Maybe I'm just missing the point or something but this has really been driving me nuts these last couple of days. I guess I'm just really mad that I didn't get the birth experience I wanted, but I'm also mad that I place (and feel like the world places) so much weight on the birth experience. Didn't my birth lead to a beautiful, healthy, baby boy? Who cares how he got here? Why can't I accept that?

Forgive my ramblings ... I'm still working through this and I'm not even sure I know what I mean. :
post #98 of 159
Thread Starter 
UDC and HM-
post #99 of 159
is there any way to prevent scar tissure from forming?
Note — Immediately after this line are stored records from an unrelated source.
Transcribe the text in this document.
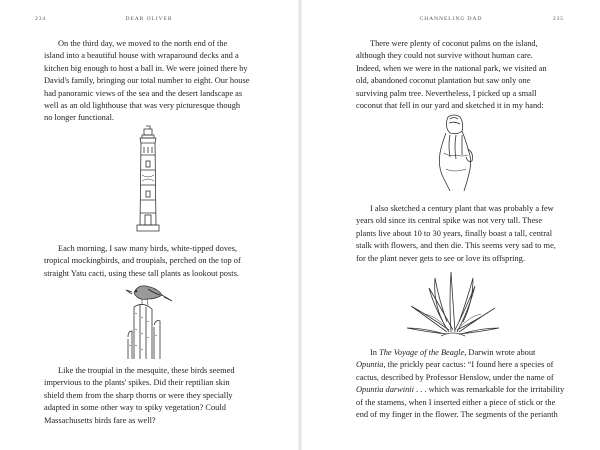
234	DEAR OLIVER

On the third day, we moved to the north end of the
island into a beautiful house with wraparound decks and a
kitchen big enough to host a ball in. We were joined there by
David's family, bringing our total number to eight. Our house
had panoramic views of the sea and the desert landscape as
well as an old lighthouse that was very picturesque though
no longer functional.

Each morning, I saw many birds, white-tipped doves,
tropical mockingbirds, and troupials, perched on the top of
straight Yatu cacti, using these tall plants as lookout posts.

Like the troupial in the mesquite, these birds seemed
impervious to the plants' spikes. Did their reptilian skin
shield them from the sharp thorns or were they specially
adapted in some other way to spiky vegetation? Could
Massachusetts birds fare as well?

CHANNELING DAD	235

There were plenty of coconut palms on the island,
although they could not survive without human care.
Indeed, when we were in the national park, we visited an
old, abandoned coconut plantation but saw only one
surviving palm tree. Nevertheless, I picked up a small
coconut that fell in our yard and sketched it in my hand:

I also sketched a century plant that was probably a few
years old since its central spike was not very tall. These
plants live about 10 to 30 years, finally boast a tall, central
stalk with flowers, and then die. This seems very sad to me,
for the plant never gets to see or love its offspring.

In The Voyage of the Beagle, Darwin wrote about
Opuntia, the prickly pear cactus: “I found here a species of
cactus, described by Professor Henslow, under the name of
Opuntia darwinii . . . which was remarkable for the irritability
of the stamens, when I inserted either a piece of stick or the
end of my finger in the flower. The segments of the perianth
Henry's_mamma- wow, what you wrote is exactly how I've been feeling today! my c/b was actually a really positive experience, I made my decision for my surgery (and interventions) based on how I felt at the time, not what I planned for my birth at all. it's so easy to say you could have done something different but we all do what we can with the knowledge we have at that moment. I did all I could do to have a natural birth but it just wasn't going to happen. I am starting to really process it and question it all though, as well as grieve for my lost (ideal) birth experience. I think it's really important to feel the wide range of emotions over it all and know it's really ok to feel the way you're feeling. you are not a failure at all mama.
post #100 of 159
UD_Chick- I am sorry your recovery is so very hard, I am sure it is due to all the illness that led to your C-birth, give yourself some time to recover and keep taking those naps.

HM- - I found that reading this forum a lot, or even anything from the Natural Birth Activists really got me down and did absolutely no good, just when I was feeling ok with it all, I would read something and get to feeling depressed about my births. I think there is a time and place to get back into the Natural birth reading, like during your next pregnancy, when it might actually help you, instead of now, when all it is doing is making you feel badly.